Friday, January 22, 2010

Half as many kids 1790-1840

There is a school of thought among some genealogists that one ought not to write about things that would have embarrassed one's ancestors if they were alive to hear or read it. If you are in that school, you should definitely not betake yourself to a good library (or this link) and you should definitely not read historian Gloria L. Main's article "Rocking the Cradle: Downsizing the New England Family," Journal of Interdisciplinary History 37(1):35-58, published in 2006.

OK. Now for the rest of us: like most scholarly articles, this one is part of an ongoing conversation and is very condensed in style (especially as to statistical methods). And so it's always hazardous for a newcomer and non-historian to jump in and quote, because I may not be able to distinguish between what Main says that is new to the conversation and what is old hat, or between the accepted facts and her new and less fully accepted ideas. (Also I don't know if the conversation has advanced in the subsequent four years.) But it is a conversation genealogists might want to have an ear on.
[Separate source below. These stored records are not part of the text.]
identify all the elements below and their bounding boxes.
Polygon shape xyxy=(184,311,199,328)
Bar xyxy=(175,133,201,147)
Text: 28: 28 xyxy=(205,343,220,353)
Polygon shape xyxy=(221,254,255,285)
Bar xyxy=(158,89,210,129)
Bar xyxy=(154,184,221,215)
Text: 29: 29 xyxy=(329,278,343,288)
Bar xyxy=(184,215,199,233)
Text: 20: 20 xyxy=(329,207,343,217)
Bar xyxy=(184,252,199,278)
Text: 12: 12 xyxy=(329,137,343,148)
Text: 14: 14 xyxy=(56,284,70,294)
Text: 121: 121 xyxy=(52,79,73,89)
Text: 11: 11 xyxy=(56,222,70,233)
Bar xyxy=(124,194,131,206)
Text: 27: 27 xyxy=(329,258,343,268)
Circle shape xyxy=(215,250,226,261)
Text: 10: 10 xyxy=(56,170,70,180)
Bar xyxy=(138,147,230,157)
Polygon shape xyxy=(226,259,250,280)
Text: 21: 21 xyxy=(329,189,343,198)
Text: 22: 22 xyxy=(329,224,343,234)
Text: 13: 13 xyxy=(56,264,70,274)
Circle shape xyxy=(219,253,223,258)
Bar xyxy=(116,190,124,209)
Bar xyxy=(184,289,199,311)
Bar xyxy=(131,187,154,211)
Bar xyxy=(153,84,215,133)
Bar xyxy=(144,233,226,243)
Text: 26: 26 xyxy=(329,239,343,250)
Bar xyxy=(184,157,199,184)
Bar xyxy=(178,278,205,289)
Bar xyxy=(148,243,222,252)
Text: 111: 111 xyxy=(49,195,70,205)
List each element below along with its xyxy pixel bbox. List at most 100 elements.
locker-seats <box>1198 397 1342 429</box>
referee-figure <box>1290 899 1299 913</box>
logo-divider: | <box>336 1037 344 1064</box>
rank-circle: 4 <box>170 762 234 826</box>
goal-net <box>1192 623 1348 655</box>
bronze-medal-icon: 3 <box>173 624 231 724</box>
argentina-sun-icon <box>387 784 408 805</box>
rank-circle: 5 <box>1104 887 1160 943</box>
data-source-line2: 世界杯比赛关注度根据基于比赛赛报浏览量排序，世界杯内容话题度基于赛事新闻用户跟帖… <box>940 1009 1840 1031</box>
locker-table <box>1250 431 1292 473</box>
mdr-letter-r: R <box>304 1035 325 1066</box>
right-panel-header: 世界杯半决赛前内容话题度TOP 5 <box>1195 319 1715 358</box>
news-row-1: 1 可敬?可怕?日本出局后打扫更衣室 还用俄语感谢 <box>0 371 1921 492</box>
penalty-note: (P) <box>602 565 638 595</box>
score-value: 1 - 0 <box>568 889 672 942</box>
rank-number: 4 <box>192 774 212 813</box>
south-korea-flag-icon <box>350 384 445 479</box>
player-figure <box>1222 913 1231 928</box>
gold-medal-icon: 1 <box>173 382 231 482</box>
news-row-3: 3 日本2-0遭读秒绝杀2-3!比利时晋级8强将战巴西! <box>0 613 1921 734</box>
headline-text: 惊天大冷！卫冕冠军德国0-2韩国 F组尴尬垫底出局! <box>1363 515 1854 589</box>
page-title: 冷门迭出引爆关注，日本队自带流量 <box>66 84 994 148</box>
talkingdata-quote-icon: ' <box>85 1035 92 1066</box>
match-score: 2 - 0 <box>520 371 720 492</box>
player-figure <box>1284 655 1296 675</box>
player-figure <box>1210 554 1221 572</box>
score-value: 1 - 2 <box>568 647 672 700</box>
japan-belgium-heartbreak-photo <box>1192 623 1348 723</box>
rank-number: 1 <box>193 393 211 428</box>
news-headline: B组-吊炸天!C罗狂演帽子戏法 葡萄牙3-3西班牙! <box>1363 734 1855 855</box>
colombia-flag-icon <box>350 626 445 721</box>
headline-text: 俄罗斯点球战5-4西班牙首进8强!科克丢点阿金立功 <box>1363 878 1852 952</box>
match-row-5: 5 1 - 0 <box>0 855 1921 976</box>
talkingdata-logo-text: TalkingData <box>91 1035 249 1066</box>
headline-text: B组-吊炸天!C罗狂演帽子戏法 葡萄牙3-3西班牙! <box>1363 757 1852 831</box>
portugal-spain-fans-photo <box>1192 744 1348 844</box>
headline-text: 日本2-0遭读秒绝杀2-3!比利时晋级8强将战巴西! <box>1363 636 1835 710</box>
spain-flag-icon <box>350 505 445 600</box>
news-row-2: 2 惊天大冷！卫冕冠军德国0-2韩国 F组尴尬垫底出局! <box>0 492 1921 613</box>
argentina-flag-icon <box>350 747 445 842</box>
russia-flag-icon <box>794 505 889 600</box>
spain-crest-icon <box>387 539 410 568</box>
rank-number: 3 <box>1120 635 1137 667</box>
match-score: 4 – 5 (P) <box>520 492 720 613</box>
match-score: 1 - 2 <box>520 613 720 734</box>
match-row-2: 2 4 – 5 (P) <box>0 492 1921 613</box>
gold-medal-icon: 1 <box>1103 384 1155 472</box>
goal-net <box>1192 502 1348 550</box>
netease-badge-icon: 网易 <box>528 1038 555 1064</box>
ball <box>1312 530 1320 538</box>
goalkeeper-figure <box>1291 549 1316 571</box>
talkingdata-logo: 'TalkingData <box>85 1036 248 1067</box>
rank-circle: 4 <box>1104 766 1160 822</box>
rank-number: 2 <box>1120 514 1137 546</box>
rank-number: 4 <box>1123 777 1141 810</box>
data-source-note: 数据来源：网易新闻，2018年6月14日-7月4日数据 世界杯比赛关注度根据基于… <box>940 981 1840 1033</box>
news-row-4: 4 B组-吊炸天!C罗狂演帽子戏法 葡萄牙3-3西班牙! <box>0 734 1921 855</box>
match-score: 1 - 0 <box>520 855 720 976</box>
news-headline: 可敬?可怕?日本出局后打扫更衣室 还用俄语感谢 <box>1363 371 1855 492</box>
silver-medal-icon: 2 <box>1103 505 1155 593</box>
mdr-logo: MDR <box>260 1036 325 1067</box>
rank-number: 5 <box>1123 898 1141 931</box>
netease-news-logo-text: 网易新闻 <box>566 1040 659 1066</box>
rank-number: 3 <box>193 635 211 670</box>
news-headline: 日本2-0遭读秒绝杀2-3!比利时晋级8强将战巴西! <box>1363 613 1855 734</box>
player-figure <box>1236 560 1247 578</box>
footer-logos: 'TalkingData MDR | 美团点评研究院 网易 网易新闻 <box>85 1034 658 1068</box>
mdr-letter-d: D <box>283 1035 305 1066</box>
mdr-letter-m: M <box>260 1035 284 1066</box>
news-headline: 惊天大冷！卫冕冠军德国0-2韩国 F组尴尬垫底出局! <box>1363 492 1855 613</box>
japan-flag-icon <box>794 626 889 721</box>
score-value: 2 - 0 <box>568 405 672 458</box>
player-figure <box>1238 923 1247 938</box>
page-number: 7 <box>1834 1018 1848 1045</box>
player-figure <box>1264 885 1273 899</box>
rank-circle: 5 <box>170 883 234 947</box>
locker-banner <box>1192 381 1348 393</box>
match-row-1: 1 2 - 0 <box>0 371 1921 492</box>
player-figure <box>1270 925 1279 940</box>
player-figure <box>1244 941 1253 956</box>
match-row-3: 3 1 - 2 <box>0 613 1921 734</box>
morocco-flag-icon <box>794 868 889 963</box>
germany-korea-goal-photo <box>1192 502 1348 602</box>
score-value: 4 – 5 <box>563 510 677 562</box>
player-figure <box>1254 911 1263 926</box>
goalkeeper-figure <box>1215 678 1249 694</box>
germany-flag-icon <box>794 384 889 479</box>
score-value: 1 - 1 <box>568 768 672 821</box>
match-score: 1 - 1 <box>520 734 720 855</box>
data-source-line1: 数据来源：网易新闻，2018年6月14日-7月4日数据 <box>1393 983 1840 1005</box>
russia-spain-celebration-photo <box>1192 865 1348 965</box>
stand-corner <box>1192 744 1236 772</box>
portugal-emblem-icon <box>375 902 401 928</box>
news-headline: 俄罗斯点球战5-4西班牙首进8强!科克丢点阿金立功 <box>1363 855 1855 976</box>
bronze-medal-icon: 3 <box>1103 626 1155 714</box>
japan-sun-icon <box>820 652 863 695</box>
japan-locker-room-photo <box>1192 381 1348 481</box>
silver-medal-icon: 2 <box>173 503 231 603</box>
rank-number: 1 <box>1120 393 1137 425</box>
The fact is that New England families average only about half as many children in 1790-1840 as they had before. The mystery is how and why. Main writes,

Ordinary families living in New England's countryside who avoided or terminated pregnancies did so without the aid of any new contraceptive technology or medical knowledge. ... it was far more difficult to prevent babies in the New England of 1800 than it is today in Bangladesh.
She draws on the rich well of New England vital records and family histories, noting that "The best of them have been refereed by professionals and published by reputable presses." She also has some interesting things to say about them that affect both their genealogical and historical value: "Since male heads of large households generated longer paper trails, genealogies are inevitable biased toward large families iwth many male descendants." Of course there's also the Revolutionary-era decline in record-keeping and increase in mobility. But "under-recording of births and deaths, especially of females, by town clerks in New England occurred from the outset." She's got the numbers.

Main also has a detailed discussion of the few ways that New Englanders could have limited their family size. For this venue, suffice to say it was not easy or fun. So why did they do it? The statistics she marshals do not suggest that children had become an economic burden, but they may have become a time burden. Fewer babies do correlate with less farming in a county as of 1820, and also with more meetinghouses and libraries than average. Main's suggestion:
Since women outnumbered men in church membership in early New England and were better educated and more politically aware than ever before, rising female status within the family may explain the greater willingness of men to cooperate in helping their wives avoid pregnancy.